Lewis Hamilton and Charles Leclerc will start third and fourth in Monaco after Ferrari’s Friday speed failed to survive qualifying at the circuit where track position matters more than almost anywhere else. Hamilton said the car’s confidence had gone by Q1, and Leclerc spent the session fighting braking and balance problems that kept the team from turning practice pace into pole position.
Ferrari had looked like the biggest threat to Mercedes world championship leader Kimi Antonelli after dominating Friday practice in Monaco, which is why the team entered Saturday with real hope of taking control of the front row. Instead, the search for Hamilton on keyword searches around Monaco now points to a simple result: the seven-time world champion and Leclerc were left chasing from third and fourth on the grid after a session that exposed how quickly the car’s behaviour changed from one day to the next.

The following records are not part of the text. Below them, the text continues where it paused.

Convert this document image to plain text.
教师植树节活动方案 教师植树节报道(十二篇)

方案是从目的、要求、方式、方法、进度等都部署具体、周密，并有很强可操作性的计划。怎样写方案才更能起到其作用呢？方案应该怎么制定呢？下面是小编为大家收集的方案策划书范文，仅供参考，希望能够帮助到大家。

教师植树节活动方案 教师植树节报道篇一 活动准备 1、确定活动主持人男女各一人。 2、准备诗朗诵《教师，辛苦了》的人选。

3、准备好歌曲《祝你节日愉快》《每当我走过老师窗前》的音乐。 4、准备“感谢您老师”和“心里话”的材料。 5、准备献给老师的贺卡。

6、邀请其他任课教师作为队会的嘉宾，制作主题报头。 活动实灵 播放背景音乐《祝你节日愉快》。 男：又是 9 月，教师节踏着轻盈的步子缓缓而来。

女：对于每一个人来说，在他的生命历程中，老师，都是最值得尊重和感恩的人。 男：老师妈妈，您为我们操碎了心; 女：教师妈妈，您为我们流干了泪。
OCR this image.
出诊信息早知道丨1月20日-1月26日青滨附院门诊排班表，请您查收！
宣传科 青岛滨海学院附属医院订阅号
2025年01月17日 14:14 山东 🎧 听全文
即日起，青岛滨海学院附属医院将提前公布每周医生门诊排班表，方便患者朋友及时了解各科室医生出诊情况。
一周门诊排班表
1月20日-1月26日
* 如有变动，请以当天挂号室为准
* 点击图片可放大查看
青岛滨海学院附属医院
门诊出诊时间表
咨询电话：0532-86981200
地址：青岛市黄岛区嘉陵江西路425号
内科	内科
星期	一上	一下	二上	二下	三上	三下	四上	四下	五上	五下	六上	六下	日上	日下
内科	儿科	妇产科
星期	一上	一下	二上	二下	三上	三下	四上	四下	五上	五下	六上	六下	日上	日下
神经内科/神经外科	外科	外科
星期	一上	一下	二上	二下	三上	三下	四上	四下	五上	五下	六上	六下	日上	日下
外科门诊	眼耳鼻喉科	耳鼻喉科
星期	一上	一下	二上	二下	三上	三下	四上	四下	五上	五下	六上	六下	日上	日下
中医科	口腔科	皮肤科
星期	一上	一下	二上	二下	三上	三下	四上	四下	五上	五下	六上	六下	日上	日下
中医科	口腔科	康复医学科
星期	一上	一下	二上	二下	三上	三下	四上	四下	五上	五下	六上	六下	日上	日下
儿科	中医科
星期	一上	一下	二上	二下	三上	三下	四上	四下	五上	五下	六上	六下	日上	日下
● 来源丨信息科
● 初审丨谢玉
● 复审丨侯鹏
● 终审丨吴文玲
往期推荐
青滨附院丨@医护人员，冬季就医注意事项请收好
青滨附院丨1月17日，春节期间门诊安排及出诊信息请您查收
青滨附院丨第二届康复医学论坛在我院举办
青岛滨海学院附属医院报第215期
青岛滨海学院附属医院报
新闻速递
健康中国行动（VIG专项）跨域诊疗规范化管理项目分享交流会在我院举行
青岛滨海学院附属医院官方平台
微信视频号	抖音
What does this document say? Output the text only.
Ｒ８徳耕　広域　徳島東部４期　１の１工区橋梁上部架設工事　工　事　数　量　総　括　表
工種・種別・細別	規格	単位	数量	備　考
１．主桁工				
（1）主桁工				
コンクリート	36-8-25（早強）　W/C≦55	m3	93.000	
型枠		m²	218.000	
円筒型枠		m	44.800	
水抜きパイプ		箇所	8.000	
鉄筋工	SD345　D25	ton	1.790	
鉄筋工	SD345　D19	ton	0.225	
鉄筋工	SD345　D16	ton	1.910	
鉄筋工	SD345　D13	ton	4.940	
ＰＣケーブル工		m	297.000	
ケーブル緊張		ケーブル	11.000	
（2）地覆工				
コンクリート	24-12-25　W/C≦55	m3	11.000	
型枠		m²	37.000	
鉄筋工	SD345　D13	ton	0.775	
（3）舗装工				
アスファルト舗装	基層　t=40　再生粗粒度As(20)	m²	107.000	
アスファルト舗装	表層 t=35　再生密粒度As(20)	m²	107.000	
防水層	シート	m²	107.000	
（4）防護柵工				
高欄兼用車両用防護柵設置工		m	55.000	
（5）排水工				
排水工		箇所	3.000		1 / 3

Hamilton said he could not explain why the Ferrari shifted so much from Friday to Saturday. He trimmed the wing angle sharply at the start of qualifying to settle the rear, and said the car was “completely gone in Q1” before he tried to recover what he could. By the end of Q3, he felt the Ferrari had become “a little bit more reasonable,” enough for him to call himself “relatively happy with P3,” even if he said he really wanted pole and believed the team deserved it.
Leclerc’s session had a different shape but the same result. He has been battling braking problems all weekend and said the issue had led to major complaints over the radio in every session. He aborted his first Q3 run after running wide at Massenet, briefly went quickest on his next lap, then tagged the wall with the rear at Tabac on his final attempt after a bit of oversteer mid-corner. Leclerc said that lap was “very much on the edge,” and that the car felt like a discovery every time he got on the brakes because it was “extremely inconsistent” and he had been “struggling massively.”
The contrast is the sharpest warning for Ferrari going into Sunday. A team that looked ready to challenge for the front in practice could not hold that level when the session mattered, and both drivers described the same basic problem in different words: a car that did not behave the same way corner to corner. Hamilton said he still has decent pace in him and feels in a really good place with the team and the car, but the grid tells the bigger story. Ferrari has work to do before the race if it wants more than a fighting chance from third and fourth in a Monaco Grand Prix that rarely forgives a poor qualifying lap.